1 Oct 08
Actions speak louder

Actions speak louder
 

People with direct experience of mental health problems - as service users, carers or professionals - have long been aware of the impact of discrimination against people with psychiatric diagnoses. Over recent decades research by organisations like the Mental Health Foundation has confirmed that discrimination has a huge impact on people’s lives.
However, as a sector we have not always been clear about how discrimination works or how it can be tackled, or of the relationship between discrimination, stigma and ignorance. I have long disliked the term “stigma” because it projects the fear and anxiety felt by members of the general population onto the person with the diagnosis.
People with a diagnosis do not really carry a mark that sets them aside. As a society we have spent many millions of pounds trying to tackle stigma and discrimination without a clear model of how change can be achieved. Yet despite all our efforts and all the services we deploy, outcomes for severe mental illness in Western society remain worse than in some developing countries.

I ONCE HEARD DR Pat bracken give a presentation on mental health he talked about a para dime shift I Believe the only shift we should be makeing is a shift back Even with the best mental health services we will still have the revolving door while people are isolated within their communities,stigmatised discriminated,neglected abused.
You may throw all the money you want and it wont make any difference.
What is needed is engagement with our communities Through community dialogue
I believe this engaging could be done by those of us who are living with these disorders with the support of the services
Vision for change talks about community support
check out the notice board on this site
care,support,recoveru,a social model
Palmer,waffler Palmer

Posted on November 14, 2008
by Noel Palmer

"People with direct experience of mental health problems - as service users, carers or professionals - have long been aware of the impact of discrimination against people with psychiatric diagnoses"
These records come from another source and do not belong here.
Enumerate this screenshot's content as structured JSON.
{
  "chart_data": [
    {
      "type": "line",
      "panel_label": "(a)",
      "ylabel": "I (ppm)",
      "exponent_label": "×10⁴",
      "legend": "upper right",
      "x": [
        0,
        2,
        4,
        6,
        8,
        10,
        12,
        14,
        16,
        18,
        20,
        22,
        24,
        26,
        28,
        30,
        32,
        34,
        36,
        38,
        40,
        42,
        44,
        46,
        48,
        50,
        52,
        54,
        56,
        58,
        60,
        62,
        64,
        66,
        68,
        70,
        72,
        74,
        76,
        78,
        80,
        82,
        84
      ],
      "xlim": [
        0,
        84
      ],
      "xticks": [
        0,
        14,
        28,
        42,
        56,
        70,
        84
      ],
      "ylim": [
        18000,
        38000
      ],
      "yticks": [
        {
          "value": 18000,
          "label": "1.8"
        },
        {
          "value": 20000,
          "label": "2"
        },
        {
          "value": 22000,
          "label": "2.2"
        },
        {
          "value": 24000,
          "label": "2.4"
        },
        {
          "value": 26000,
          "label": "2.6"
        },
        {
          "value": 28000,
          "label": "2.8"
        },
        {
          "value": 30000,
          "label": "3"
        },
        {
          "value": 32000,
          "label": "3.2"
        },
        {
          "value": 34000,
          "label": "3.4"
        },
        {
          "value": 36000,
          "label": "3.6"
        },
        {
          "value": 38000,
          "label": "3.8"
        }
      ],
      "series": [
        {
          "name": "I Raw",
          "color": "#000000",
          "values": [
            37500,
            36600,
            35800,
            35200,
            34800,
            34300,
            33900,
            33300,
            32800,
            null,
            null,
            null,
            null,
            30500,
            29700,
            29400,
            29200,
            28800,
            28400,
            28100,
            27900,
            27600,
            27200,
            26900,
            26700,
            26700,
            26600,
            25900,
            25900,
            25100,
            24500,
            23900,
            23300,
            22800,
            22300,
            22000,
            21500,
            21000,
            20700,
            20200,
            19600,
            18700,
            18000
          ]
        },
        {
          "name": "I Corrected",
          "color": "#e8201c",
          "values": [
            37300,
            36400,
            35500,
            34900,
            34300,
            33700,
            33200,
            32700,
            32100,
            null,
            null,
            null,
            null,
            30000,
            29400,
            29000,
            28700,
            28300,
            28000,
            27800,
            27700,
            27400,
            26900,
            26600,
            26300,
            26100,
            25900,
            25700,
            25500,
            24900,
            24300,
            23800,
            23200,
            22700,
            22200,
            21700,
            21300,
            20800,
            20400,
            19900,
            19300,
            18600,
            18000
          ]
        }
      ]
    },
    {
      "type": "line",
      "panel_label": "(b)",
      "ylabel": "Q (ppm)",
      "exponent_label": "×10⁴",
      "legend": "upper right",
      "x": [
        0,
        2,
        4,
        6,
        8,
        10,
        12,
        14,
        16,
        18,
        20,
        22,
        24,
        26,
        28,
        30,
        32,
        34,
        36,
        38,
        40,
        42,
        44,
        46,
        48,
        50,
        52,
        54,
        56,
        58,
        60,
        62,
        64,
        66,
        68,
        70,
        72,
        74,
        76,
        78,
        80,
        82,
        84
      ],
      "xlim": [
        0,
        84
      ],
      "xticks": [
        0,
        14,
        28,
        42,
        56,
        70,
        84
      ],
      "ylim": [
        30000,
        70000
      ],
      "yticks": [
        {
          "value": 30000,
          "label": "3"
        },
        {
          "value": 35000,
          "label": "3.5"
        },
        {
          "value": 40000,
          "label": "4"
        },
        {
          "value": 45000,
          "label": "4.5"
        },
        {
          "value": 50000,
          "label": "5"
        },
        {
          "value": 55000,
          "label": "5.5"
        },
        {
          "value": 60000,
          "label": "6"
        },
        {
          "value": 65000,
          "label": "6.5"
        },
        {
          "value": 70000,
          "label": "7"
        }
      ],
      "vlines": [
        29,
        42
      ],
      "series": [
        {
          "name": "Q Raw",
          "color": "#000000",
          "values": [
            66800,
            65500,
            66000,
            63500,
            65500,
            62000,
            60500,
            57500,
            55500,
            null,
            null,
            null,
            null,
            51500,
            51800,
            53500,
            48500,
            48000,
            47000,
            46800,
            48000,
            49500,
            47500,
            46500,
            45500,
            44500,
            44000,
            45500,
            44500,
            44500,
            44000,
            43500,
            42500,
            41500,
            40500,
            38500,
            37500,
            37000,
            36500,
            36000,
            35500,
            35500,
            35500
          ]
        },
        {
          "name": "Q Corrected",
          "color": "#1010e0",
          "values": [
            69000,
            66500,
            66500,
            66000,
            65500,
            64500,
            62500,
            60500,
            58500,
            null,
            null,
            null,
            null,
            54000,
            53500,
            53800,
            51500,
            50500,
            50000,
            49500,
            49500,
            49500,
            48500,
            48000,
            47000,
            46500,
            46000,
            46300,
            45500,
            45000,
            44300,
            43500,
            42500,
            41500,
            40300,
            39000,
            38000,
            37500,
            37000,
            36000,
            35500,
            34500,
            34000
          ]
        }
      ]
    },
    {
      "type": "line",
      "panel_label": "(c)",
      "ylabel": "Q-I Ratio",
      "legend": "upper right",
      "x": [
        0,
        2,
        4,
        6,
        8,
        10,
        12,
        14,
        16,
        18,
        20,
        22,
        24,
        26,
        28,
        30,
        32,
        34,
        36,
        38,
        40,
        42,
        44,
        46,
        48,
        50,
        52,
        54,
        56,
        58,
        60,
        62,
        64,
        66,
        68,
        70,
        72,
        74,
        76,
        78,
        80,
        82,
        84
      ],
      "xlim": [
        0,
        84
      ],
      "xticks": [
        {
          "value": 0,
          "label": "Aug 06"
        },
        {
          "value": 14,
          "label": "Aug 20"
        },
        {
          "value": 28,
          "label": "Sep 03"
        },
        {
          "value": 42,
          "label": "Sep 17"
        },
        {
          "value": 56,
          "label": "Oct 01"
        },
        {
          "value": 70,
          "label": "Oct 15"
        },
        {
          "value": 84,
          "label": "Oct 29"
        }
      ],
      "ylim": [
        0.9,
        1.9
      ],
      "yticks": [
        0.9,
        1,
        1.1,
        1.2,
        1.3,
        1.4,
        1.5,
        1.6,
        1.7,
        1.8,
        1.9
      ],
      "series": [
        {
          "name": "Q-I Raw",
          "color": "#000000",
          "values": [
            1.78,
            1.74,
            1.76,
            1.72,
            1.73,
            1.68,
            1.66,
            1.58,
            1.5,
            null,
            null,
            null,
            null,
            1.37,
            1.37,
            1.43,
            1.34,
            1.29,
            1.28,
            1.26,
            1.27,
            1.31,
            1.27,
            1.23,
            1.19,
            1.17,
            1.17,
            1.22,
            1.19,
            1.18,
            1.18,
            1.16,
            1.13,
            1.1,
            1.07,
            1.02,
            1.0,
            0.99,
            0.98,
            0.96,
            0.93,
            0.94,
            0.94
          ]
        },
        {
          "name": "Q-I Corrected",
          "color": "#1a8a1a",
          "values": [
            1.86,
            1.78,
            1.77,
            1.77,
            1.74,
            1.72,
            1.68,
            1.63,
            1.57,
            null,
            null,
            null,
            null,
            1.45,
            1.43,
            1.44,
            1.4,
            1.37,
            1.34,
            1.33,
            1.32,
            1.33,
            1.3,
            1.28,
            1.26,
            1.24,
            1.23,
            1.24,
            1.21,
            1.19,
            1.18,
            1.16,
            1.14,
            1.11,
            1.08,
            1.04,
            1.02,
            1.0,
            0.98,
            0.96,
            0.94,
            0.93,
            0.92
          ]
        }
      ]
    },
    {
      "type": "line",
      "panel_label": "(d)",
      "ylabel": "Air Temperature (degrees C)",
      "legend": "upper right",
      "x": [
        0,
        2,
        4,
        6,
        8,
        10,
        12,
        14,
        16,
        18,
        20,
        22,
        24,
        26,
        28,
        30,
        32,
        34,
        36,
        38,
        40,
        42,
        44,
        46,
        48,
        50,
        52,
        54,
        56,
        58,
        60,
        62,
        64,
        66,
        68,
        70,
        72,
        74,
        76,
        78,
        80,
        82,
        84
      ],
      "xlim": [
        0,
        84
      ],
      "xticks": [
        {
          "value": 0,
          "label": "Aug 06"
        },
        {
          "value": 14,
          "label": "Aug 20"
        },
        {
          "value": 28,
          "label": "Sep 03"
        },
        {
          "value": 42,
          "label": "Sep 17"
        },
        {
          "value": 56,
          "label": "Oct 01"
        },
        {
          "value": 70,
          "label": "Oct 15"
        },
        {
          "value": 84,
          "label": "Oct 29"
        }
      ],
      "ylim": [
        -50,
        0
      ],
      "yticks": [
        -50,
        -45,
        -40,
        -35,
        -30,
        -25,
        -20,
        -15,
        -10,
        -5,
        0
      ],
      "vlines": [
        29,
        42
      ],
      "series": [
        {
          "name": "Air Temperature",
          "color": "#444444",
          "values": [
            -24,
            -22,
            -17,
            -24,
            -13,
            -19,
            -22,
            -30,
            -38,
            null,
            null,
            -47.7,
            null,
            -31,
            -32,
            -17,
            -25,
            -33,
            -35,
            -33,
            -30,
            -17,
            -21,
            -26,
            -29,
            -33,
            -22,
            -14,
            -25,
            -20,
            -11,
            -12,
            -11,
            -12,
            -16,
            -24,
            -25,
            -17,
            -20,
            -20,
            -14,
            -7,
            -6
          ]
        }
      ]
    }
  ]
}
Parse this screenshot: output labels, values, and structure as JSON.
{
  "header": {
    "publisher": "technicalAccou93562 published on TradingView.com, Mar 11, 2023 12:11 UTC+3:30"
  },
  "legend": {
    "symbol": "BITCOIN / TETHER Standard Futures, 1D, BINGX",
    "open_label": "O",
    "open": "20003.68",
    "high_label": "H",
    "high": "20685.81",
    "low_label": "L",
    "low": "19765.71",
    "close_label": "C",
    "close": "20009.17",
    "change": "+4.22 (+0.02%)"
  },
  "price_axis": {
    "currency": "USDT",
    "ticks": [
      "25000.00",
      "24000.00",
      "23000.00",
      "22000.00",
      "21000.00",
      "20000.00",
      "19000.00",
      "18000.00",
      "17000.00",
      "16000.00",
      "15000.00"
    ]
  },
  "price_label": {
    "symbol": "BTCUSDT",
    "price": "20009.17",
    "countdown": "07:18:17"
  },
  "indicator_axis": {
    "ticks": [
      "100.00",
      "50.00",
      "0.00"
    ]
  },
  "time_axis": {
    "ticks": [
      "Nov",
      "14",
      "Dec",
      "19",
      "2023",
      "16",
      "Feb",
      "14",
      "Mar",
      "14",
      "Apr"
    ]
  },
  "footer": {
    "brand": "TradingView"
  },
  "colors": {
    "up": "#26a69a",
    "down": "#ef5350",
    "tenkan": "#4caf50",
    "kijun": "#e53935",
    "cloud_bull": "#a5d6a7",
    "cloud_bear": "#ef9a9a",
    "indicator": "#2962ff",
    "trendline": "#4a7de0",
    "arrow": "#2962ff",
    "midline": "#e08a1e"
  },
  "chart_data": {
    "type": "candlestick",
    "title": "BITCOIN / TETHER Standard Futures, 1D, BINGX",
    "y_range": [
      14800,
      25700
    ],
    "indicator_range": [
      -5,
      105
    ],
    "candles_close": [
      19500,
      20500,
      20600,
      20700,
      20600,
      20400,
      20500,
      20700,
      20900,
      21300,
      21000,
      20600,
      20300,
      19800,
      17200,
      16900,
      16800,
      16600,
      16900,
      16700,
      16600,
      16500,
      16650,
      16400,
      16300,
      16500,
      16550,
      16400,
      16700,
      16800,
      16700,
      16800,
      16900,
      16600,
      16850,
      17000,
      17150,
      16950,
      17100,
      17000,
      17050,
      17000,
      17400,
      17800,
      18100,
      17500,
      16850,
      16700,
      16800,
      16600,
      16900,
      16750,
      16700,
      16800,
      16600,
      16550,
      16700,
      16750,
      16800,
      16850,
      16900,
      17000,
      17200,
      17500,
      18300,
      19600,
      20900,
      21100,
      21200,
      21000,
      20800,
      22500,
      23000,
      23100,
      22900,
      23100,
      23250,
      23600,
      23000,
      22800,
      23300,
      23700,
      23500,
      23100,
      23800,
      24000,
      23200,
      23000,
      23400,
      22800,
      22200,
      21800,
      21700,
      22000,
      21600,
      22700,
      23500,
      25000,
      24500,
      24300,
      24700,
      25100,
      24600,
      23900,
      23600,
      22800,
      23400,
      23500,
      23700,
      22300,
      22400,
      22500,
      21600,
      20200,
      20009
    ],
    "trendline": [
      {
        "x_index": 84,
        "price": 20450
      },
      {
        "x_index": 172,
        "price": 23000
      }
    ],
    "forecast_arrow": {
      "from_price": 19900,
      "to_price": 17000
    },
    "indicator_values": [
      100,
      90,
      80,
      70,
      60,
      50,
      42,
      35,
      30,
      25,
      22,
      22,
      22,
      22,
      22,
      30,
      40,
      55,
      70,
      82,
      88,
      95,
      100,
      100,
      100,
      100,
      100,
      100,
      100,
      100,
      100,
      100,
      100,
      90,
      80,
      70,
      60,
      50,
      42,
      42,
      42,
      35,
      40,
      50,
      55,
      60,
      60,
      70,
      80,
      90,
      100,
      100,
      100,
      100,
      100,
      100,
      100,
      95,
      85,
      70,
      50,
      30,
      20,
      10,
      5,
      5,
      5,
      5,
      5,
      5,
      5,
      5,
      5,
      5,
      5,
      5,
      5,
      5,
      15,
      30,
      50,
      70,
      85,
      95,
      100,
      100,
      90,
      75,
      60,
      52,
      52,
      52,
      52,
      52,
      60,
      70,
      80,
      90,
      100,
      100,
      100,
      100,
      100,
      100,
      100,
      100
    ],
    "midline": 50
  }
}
Could the problem be that people believe in psychiatric diagnoses. How can we have a medical diagnoses when there is no valid medical test to prove that they actually exist?!!

We have behavioral, relationship, nutritional traumatic etc. problems but they are not illnesses.

Do these fictitious medical diagnoses not increase and multiply discrimination? Do they not set us apart and deprive us of legal capacity? Once we can be declared 'mentally ill' at the whim of a so called medical expert we can be deprived of our human rights. We can be incarcerated and forcefully injected with powerful psychotropic drugs which have serious brain damaging effects. We can even be forcefully electroshocked for our own good.

Actions do speak louder than words. Let us act and provide humane alternatives to the oppressive, domination, medical model which is almost the only answer to human distress today. Let us return to humane, kind, supportive, understanding and loving solutions.